Depresión post parto y cómo salir del hoyo negro

Tu guagua nació. Es perfecta. Sana. Linda.
Tu marido te adora. Te encuentra preciosa. Aún cuando tú te miras al espejo y te consideras gorda, ojeroza y fea. El hombre ha resultado ser un excelente papá: cambia pañales, saca chanchitos y se despierta en la noche para cooperar en lo que sea necesario. Aunque tú seas la que alimenta con el pecho, él se esfuerza en acompañarte y desvelarse contigo a tu lado. Le dices que se duerma, que no es necesario que esté despierto mirando el techo a las tres de la mañana mientras tú, intoxicada de sueño y de cansancio.

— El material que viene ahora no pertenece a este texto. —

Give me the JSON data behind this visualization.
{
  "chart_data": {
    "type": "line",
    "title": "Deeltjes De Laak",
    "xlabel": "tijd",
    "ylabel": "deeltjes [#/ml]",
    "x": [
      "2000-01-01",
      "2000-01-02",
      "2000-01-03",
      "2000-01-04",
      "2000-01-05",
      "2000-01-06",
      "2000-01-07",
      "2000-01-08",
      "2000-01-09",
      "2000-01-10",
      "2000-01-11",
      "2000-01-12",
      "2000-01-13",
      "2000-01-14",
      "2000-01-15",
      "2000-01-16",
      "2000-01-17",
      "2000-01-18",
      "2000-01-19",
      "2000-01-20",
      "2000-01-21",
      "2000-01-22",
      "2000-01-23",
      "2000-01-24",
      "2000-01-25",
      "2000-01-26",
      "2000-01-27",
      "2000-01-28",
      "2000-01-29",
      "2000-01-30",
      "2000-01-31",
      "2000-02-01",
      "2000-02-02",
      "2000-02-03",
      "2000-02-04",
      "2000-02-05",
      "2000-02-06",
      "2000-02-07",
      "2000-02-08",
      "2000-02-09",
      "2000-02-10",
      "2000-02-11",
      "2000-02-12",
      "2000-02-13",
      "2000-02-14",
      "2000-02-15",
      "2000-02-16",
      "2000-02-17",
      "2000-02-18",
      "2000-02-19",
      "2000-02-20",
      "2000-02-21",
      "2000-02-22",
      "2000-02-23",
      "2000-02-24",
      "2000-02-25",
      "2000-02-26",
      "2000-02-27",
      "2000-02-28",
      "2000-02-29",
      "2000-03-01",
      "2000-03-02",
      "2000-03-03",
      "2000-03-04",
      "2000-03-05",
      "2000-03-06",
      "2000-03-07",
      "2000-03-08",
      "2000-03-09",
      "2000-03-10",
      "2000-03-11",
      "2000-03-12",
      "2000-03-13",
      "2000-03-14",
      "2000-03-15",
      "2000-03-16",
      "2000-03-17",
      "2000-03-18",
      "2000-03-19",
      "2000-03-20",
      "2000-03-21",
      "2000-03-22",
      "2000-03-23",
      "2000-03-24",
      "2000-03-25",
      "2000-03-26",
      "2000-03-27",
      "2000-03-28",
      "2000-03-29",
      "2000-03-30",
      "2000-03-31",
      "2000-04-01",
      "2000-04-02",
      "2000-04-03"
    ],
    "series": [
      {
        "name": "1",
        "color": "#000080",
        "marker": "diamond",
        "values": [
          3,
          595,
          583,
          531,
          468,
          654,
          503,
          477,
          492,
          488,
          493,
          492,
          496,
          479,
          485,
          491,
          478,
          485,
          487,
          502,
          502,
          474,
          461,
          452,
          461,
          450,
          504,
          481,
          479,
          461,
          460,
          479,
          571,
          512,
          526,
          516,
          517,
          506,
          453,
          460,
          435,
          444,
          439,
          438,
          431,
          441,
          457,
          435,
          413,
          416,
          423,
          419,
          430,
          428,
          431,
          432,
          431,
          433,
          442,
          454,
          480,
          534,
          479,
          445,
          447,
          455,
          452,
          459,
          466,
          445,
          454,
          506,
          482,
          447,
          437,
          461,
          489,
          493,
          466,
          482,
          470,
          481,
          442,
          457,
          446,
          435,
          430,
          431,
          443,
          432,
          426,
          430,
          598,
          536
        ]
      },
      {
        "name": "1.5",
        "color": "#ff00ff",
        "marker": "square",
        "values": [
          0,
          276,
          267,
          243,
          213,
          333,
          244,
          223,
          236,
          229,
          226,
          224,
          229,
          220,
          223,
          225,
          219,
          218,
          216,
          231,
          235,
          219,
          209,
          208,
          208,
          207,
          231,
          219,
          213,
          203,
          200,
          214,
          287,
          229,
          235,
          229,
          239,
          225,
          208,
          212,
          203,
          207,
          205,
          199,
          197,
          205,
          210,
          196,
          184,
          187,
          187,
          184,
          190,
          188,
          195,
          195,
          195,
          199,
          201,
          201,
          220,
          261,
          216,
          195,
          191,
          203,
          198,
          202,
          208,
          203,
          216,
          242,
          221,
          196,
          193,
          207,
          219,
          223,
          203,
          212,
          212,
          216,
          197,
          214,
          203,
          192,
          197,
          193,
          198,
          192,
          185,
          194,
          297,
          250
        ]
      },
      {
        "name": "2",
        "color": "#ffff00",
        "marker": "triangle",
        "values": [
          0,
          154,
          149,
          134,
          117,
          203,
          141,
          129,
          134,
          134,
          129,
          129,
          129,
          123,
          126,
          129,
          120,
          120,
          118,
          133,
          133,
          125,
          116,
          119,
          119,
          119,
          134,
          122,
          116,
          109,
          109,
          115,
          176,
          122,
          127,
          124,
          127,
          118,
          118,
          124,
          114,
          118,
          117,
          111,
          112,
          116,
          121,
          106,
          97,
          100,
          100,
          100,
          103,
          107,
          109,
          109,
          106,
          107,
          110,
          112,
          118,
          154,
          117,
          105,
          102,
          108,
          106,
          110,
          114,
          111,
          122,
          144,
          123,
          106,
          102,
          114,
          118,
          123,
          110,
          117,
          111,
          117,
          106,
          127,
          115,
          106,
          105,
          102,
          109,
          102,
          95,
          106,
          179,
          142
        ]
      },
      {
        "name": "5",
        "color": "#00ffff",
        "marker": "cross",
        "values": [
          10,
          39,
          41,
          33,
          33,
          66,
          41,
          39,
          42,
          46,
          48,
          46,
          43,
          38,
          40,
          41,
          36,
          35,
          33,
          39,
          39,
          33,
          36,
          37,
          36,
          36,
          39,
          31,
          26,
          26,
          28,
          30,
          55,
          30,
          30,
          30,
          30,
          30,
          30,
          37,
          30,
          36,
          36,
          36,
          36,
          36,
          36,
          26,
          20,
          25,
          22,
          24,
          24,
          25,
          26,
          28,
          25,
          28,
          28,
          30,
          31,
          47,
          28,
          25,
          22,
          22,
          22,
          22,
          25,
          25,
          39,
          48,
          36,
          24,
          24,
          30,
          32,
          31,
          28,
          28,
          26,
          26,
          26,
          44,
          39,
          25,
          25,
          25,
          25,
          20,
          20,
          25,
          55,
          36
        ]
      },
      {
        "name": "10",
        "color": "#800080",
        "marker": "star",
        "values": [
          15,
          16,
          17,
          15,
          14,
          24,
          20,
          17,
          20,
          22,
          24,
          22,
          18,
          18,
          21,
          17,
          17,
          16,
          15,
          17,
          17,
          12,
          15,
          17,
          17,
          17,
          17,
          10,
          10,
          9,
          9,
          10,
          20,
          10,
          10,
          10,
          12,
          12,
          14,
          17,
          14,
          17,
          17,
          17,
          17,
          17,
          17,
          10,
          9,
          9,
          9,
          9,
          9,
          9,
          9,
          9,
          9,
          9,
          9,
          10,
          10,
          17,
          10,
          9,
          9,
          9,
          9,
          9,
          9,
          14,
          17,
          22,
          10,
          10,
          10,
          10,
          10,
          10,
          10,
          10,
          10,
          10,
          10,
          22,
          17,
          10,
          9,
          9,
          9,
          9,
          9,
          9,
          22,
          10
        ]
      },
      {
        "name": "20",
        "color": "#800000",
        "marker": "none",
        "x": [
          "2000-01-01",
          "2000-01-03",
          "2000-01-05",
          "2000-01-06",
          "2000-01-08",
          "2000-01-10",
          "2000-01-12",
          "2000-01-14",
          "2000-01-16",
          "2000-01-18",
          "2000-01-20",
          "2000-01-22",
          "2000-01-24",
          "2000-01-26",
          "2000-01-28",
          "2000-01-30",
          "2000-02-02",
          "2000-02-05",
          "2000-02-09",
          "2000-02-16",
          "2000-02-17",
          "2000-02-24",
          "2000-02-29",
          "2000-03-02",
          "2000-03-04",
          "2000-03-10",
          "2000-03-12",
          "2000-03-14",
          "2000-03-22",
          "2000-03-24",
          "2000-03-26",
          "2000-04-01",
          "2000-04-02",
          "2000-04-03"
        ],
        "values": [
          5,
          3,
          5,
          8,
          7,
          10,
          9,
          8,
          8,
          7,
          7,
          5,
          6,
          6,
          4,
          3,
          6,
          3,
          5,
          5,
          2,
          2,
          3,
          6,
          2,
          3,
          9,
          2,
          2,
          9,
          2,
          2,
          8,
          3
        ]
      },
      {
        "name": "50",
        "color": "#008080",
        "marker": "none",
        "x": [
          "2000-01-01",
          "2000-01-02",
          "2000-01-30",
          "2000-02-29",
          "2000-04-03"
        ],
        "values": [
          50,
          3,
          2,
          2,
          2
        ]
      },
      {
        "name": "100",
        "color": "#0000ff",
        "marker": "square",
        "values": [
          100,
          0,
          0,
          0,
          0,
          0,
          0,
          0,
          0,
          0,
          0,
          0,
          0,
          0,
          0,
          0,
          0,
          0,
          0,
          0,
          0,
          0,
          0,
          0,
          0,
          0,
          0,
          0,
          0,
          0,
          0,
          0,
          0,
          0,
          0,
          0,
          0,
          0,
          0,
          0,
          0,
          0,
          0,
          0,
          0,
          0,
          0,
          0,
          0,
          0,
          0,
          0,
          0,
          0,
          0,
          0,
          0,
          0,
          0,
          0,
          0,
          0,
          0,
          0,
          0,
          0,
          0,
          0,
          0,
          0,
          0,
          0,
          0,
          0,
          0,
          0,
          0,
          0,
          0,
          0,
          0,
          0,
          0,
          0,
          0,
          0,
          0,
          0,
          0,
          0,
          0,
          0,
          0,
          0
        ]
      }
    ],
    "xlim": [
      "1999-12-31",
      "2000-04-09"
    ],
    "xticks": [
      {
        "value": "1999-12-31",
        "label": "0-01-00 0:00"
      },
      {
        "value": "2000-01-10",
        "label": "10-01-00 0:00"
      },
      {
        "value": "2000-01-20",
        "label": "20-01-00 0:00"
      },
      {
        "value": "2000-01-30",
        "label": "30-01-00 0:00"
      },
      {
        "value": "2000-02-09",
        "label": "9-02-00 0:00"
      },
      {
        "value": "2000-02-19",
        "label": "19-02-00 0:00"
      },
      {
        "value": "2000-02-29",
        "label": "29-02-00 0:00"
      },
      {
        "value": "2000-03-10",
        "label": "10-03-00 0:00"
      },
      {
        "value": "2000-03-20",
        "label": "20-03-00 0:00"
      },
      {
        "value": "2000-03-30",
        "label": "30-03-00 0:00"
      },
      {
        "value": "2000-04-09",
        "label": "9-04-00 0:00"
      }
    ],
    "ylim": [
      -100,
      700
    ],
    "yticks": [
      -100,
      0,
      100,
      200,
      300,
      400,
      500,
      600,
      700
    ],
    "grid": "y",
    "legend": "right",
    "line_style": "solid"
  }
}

De pronto, te conviertes en la envidia de todas tus amigas. Piensan que tienes una vida perfecta. Sin embargo, algo ocurre y no estás disfrutando nada. La verdad sea dicha: lo estás pasando pésimo. Te sientes miserable y no eres capaz de confesarlo. Te da miedo y vergüenza admitir que te quieres morir, que estás devastada. Sin ánimo y completamente deprimida. Sabes que no tienes motivo alguno para quejarte. Sabes que eres una mujer que lo tiene todo y aún así, con tu hijo maravilloso y tu marido que te ama, te sientes succionada en un hoyo negro inmenso y horroroso.

Sientes que la vida te ha superado. Y lo que es más preocupante aún, te sientes completamente incapaz de cuidar a tu guagua.

Llevas tres meses de mamá y no das más.

Depresión post partoLo único que quieres es llorar. Desgarrarte llorando. Sola. Pero ni siquiera eso puedes hacer porque tu guagua te consume el tiempo completo y cuando quieres soltar una lágrima, tu hijo lo hace primero y partiste corriendo desorientada, a tratar de calmarlo.

Pensabas, al principio, que esta pena se te iba a pasar. Que era cuestión de días y de hormonas revoltosas que tenían que volver a su normalidad después del parto.

Pero la pena no pasa. La pena aumenta y crece como una bola de nieve descontrolada que va montaña abajo arrasando con todo lo que encuentra a su paso.

Te sientes morir y ya no lo puedes disimular más. Entonces la gente que te rodea, tu círculo más cercano, tus mejores amigas, tu familia inmediata, comienza a darse cuenta que estás mal y nadie entiende cómo puedes estar tan triste si tienes una guagua preciosa, perfecta, sana. Un marido que te adora y apoya. Te lo dicen en tu cara. Te dicen que subas el ánimo, que no te quejes.

Incluso, alguien te dijo que no fueras mal agradecida con la vida porque te podía castigar. ¿Castigar?

Sí. Eso te dijeron. Castigar por llorar, por no apreciar lo que tienes. Castigar por sentirte mal y no estar saltando de alegría ya que eres una mujer privilegiada. ¿Sabes cuántas mujeres hay que quieren quedar embarazadas y no pueden? Te dice tu suegra cuando te sorprende llorando en el baño.

Sin embargo, y pese a todo lo que te dicen, tú no puedes más con tu propia realidad.

Comienzas a sentirte culpable, rara. Y por sobre todo, incomprendida. Porque amas a tu hijo recién nacido. Pero la angustia te supera y no puedes controlarla.

Estás irritable, no toleras ni a tu marido. Lo único que quisieras es meterte a tu cama, taparte la cabeza con una frazada y dormir.

Tienes depresión post parto. Y no eres la única. Entre un diez y un quince por ciento de las mujeres sufre de este enfermedad.

Consulta a tu doctor. Busca ayuda inmediata. No esperes más. Hoy en día, los medicamentos que se recetan para la depresión post parto no interfieren con la lactancia materna. Son completamente compatibles. Esta es la mayor preocupación de una madre que está dando pecho tiene. ¿Cómo voy a tomar remedios si estoy dando de mamar?

Si se puede. Se puede y es necesario. Por ti, por tu familia y, por sobre todo, por tu guagua. Ella te necesita más que a nadie en el mundo y te necesita emocionalmente bien.